There is a natural tendency in a networked environment to create entirely new application-level protocols as each new or seemingly unique combination of client, user agent, and server requirement arises.

While in many situations the definition of a new protocol is useful and justifiable, there are numerous features which have eventually been added to or required from each new protocol (or which become layered above them) as they evolve and become used in broader contexts.

A design goal of the DCOM protocol is the inherent support of standard features required by any distributed application communication protocol. In other words, to act as a framework to facilitate the construction of task- specific communication paths between distributed applications.

Data Marshaling

A common occurrence among user agents using the HTTP protocol today is the use of complex, task-specific Query URL syntax and HTTP POSTs. Also increasingly common is the POSTing and response with custom MIME types to and from resources which interpret the format and reply in same. While workable, there are drawbacks to this approach including increased complexity and work to produce and consume each new (and unique) format in the client and server, lessened ability to build task-specific firewalls for administration and security purposes, and in many cases definition of platform-centric formats.
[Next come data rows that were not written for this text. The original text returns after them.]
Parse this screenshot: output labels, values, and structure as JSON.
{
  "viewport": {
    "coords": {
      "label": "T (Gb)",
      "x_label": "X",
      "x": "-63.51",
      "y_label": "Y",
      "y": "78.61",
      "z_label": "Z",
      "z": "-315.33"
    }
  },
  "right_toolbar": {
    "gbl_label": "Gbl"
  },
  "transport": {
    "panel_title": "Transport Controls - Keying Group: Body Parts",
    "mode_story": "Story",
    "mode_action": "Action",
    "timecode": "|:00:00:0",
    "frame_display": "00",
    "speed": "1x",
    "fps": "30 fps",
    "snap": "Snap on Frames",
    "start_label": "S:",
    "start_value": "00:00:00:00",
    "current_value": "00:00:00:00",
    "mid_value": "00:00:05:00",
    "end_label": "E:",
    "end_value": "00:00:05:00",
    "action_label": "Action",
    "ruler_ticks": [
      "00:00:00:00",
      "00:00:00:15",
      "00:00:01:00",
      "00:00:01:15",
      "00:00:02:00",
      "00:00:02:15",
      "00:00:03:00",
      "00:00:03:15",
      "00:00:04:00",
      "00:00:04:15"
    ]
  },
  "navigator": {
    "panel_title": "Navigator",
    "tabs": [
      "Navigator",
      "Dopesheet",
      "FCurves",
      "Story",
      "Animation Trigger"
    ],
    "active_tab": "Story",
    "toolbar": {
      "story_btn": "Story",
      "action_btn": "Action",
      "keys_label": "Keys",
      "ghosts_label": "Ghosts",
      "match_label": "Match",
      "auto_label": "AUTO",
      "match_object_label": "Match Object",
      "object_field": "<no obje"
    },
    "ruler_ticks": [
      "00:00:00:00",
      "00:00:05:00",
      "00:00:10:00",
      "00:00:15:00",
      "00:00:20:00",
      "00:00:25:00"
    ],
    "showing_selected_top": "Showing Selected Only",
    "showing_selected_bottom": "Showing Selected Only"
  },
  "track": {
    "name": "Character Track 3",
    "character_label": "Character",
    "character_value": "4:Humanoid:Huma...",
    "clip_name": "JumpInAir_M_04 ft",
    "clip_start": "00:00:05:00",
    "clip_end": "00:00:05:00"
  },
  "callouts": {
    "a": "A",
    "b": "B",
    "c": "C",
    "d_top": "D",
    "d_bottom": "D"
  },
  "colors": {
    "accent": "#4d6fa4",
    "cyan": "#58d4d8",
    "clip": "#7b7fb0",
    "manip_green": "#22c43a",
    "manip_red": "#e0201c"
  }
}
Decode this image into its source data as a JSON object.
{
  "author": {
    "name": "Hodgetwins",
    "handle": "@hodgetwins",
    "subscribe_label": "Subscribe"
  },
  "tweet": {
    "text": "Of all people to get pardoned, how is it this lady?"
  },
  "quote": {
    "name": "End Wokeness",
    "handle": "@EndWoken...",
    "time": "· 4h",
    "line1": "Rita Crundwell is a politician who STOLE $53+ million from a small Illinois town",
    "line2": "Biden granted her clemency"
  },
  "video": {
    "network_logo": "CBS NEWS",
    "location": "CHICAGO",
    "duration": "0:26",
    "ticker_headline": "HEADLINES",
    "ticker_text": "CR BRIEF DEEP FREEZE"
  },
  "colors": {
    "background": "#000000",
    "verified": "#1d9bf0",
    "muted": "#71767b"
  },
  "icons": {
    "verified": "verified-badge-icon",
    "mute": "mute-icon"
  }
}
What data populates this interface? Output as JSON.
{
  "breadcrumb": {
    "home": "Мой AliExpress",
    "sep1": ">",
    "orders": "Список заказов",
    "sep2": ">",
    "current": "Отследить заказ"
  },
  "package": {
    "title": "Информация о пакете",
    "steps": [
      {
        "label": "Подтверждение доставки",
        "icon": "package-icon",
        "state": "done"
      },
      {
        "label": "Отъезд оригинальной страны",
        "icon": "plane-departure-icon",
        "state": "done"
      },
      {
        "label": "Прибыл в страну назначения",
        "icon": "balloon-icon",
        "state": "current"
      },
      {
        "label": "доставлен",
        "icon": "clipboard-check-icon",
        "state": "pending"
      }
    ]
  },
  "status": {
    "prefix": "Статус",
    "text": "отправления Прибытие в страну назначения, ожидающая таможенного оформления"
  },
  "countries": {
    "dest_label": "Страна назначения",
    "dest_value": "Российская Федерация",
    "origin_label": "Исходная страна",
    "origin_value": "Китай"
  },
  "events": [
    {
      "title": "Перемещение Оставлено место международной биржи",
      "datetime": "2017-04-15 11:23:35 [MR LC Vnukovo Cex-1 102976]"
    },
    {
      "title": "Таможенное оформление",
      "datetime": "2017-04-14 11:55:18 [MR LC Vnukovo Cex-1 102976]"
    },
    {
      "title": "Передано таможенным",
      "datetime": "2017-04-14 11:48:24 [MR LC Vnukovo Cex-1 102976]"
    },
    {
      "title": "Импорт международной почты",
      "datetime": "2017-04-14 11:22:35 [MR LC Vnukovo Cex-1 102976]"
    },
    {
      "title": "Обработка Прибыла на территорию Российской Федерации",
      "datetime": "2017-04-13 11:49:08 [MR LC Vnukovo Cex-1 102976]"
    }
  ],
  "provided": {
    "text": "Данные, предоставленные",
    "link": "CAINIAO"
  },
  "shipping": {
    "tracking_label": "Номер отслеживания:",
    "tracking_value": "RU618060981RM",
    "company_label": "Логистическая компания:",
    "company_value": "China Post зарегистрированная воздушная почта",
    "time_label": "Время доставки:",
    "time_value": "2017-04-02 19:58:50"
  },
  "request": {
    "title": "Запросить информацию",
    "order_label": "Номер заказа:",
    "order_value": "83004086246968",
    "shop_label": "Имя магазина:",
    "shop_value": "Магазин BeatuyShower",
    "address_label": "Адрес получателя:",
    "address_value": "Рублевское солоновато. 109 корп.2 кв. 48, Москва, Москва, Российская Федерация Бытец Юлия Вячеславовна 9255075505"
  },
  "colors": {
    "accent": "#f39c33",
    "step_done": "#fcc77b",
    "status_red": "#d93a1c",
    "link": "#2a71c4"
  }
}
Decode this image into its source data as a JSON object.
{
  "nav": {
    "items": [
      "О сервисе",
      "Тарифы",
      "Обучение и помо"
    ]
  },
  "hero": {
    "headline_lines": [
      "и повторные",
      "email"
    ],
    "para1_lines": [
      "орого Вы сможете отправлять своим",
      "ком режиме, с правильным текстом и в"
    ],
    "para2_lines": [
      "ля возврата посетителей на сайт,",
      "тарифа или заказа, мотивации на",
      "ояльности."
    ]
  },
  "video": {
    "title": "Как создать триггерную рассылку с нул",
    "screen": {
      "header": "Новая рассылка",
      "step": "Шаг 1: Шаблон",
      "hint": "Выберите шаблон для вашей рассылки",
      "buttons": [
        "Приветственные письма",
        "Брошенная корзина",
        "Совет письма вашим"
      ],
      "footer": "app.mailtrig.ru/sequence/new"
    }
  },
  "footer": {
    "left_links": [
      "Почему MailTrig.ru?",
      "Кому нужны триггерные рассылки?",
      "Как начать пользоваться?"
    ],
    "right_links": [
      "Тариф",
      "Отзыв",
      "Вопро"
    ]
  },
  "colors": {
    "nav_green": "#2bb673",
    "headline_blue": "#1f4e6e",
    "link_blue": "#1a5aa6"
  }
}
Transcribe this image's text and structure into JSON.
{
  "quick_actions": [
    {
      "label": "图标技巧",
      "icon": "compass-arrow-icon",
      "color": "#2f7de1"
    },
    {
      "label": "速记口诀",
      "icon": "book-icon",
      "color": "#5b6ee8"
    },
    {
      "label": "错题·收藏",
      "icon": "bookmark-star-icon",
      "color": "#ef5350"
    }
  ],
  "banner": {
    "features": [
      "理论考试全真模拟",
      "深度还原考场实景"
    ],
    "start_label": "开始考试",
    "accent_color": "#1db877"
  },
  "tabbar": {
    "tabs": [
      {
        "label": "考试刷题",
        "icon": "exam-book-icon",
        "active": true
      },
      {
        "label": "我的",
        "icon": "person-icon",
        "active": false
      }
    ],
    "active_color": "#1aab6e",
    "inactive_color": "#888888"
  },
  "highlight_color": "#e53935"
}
DCOM utilizes the Network Data Representation (NDR) for arbitrary data types supported by DCE RPC.

Security

DCOM leverages the authentication, authorization, and message integrity capabilities of DCE RPC. An implementation may support any level of DCE RPC security. Any connection or call can be made as secure or as insecure as negotiated by the client and the server.

Safe Non-Coordinated Versioning of Interfaces

In DCOM versioning of interfaces is done through identifiers which are universally unique (UUID's). To version a published interface, a new interface is defined with a different UUID to the updated specification.  Multiple parties can simultaneously introduce "revisions" to interfaces by defining related but distinct interfaces without fear of colliding with each other's version numbers and without fear of breaking each other's down-level or up-level clients.

To date, the bulk of task-specific protocols (such as custom POSTs or MIME types using HTTP) have little or no concept of versioning at all, and simply "narrow" the incompatibility window by updating clients (typically pages which are being downloaded anyway) and servers (CGI scripts or other HTTP server infrastructure) simultaneously.